NDR will Barrieren für Behinderte abbauen

Schlecht oder gar nicht sehen oder hören können: Behinderte treffen auf hohe Hürden, die auch die Mediennutzung erschweren. Zwischen öffentlich-rechtlichen und privaten Sendern gibt es deutliche Unterschiede: NDR-Intendant Lutz Marmor hat jetzt einen weiteren Ausbau barrierefreier Angebote des NDR angekündigt.

Bei der Informationsveranstaltung „Barrierefreier Rundfunkzugang“ in Hamburg sagte Marmor, die Untertitelungsquote werde weiter zügig ausgebaut: „Bis Ende 2013 streben wir im NDR Fernsehen eine Quote von über 50 Prozent an. Im Ersten möchten wir bis Ende 2013 möglichst alle Sendungen des NDR untertiteln.“ Bereits in den vergangenen drei Jahren hat das NDR Fernsehen seine Untertitelungsquote von 11 auf jetzt 37 Prozent gesteigert. Seit 2007 bietet der NDR auch live untertitelte Sendungen an. Vorreiter war das Vorabendmagazin „DAS!“ im NDR Fernsehen, das seither fester Bestandteil des Angebots der NDR Untertitel-Redaktion ist.

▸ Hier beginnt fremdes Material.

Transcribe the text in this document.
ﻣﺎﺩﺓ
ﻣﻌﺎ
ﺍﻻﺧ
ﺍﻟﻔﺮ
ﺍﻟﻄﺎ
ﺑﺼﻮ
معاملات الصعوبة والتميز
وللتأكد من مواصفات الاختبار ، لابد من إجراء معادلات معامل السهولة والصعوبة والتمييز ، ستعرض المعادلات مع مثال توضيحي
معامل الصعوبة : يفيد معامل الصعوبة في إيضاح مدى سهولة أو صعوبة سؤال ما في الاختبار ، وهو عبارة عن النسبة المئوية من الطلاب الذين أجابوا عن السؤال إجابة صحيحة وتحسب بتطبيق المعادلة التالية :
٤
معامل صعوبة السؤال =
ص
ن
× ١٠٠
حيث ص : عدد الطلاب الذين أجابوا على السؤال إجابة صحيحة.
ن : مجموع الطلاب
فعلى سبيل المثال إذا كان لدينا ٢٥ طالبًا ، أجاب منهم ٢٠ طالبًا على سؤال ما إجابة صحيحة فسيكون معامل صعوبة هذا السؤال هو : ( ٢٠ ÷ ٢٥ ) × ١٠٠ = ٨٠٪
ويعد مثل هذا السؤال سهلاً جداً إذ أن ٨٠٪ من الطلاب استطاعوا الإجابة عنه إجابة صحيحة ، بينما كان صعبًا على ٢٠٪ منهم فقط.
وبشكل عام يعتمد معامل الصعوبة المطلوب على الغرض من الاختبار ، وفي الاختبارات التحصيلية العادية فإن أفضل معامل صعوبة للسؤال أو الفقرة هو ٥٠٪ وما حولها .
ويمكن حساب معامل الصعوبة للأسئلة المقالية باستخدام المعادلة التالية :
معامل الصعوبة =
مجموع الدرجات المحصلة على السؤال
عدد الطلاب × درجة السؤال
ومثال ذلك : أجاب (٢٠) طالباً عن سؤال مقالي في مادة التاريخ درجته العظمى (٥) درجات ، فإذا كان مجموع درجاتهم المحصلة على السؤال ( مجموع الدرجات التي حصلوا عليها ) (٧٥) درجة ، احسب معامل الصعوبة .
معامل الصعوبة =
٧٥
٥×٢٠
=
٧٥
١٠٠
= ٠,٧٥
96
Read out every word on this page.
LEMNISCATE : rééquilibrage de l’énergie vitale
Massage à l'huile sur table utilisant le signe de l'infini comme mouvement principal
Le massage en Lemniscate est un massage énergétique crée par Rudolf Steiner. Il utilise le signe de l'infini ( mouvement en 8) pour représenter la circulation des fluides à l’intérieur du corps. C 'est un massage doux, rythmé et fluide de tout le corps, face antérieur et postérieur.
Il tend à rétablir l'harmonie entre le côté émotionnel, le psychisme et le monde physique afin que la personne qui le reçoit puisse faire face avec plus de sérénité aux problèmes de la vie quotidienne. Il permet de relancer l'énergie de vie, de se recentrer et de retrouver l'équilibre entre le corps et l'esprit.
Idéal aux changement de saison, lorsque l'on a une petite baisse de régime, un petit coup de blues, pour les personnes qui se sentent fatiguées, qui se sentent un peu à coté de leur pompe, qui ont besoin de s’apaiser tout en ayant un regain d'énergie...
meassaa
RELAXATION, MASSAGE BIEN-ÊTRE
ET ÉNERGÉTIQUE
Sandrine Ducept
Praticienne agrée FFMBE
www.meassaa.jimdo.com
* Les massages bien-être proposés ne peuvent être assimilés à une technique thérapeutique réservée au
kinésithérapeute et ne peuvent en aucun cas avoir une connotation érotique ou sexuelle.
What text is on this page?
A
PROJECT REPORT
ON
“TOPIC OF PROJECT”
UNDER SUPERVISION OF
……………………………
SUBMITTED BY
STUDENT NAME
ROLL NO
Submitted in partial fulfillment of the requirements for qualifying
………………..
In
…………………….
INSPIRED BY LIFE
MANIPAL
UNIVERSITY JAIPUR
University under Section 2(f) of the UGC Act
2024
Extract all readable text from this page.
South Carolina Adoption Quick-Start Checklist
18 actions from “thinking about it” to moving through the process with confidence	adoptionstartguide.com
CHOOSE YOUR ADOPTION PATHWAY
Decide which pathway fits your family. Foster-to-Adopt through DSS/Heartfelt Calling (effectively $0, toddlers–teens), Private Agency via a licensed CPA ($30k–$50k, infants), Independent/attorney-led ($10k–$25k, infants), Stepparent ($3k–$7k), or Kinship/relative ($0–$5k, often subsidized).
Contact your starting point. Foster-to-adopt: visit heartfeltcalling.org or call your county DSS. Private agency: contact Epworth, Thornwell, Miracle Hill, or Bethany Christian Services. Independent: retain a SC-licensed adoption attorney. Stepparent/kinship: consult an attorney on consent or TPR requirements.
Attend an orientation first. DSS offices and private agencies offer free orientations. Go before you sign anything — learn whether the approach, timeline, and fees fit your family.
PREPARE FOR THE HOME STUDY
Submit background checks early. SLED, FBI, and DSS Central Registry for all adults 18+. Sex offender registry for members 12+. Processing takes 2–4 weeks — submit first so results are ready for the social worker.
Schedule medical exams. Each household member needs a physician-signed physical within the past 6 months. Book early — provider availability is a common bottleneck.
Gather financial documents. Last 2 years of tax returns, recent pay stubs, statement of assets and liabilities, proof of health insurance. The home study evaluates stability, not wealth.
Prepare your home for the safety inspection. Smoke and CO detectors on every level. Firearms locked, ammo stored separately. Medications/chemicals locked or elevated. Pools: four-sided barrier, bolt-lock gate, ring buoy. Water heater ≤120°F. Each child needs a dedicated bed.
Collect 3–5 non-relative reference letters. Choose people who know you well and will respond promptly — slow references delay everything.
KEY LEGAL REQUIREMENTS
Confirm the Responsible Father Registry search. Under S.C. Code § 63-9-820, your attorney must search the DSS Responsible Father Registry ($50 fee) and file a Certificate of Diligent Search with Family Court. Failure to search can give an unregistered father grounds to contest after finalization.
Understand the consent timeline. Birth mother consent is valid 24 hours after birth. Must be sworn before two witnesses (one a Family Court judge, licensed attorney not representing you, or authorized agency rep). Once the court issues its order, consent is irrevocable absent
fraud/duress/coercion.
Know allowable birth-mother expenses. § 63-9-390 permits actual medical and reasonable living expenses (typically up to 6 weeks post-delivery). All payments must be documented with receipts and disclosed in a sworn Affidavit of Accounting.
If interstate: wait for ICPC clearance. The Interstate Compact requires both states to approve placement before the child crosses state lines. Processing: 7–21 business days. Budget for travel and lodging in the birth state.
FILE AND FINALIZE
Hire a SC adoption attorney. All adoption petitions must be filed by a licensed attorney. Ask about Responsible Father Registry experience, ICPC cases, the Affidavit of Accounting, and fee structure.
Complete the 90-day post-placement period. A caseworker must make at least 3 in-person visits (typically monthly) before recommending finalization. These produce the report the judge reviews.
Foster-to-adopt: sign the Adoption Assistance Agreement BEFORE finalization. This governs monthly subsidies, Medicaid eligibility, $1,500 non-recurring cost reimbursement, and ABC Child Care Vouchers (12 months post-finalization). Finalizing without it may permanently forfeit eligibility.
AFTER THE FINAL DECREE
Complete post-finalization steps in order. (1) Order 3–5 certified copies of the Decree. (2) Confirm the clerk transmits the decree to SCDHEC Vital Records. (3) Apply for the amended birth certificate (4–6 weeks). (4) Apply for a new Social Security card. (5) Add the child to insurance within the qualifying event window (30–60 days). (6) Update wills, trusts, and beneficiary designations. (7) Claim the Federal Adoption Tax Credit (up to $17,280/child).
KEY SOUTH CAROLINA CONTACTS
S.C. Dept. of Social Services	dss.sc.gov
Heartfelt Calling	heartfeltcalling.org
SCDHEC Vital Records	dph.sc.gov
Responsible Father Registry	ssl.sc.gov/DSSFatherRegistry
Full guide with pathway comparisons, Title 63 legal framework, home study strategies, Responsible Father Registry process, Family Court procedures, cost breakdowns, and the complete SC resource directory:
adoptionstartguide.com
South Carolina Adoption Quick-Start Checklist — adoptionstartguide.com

„Unser Ziel ist es, nach Möglichkeit ab 2013 alle Fernsehfilme und Serien, die der NDR ins Erste einbringt, auch in einer Hörfilmfassung anzubieten“, so der NDR-Intendant. Zu dem Treffen hatte der NDR Vertreterinnen und Vertreter von Hör- und Sehbehindertenverbänden aus Norddeutschland in den Sender eingeladen.

„Der NDR hat auf diesem Feld bereits eine Menge getan – umso mehr freuen wir uns über die Zusage, den eingeschlagenen Weg konsequent fortzusetzen. Wir Hörbehinderten halten es wir außerordentlich wichtig, dass weiter in den Ausbau investiert wird und zum Beispiel Hintergrundgeräusche in Sendungen weiter gedämpft werden“, sagte Adelheid Munck vom Deutschen Schwerhörigenbund, erste Vorsitzende im Landesverband Schleswig Holstein.

Bernd Uhlig, Landesvorsitzender des Blinden- und Sehbehindertenvereins Mecklenburg-Vorpommern, begrüßte die angekündigte Steigerung bei Filmen mit Hörfilmfassung. „Für blinde und stark sehbehinderte Menschen ermöglicht Audiodeskription die Teilhabe am Gemeinschaftserlebnis Fernsehen“.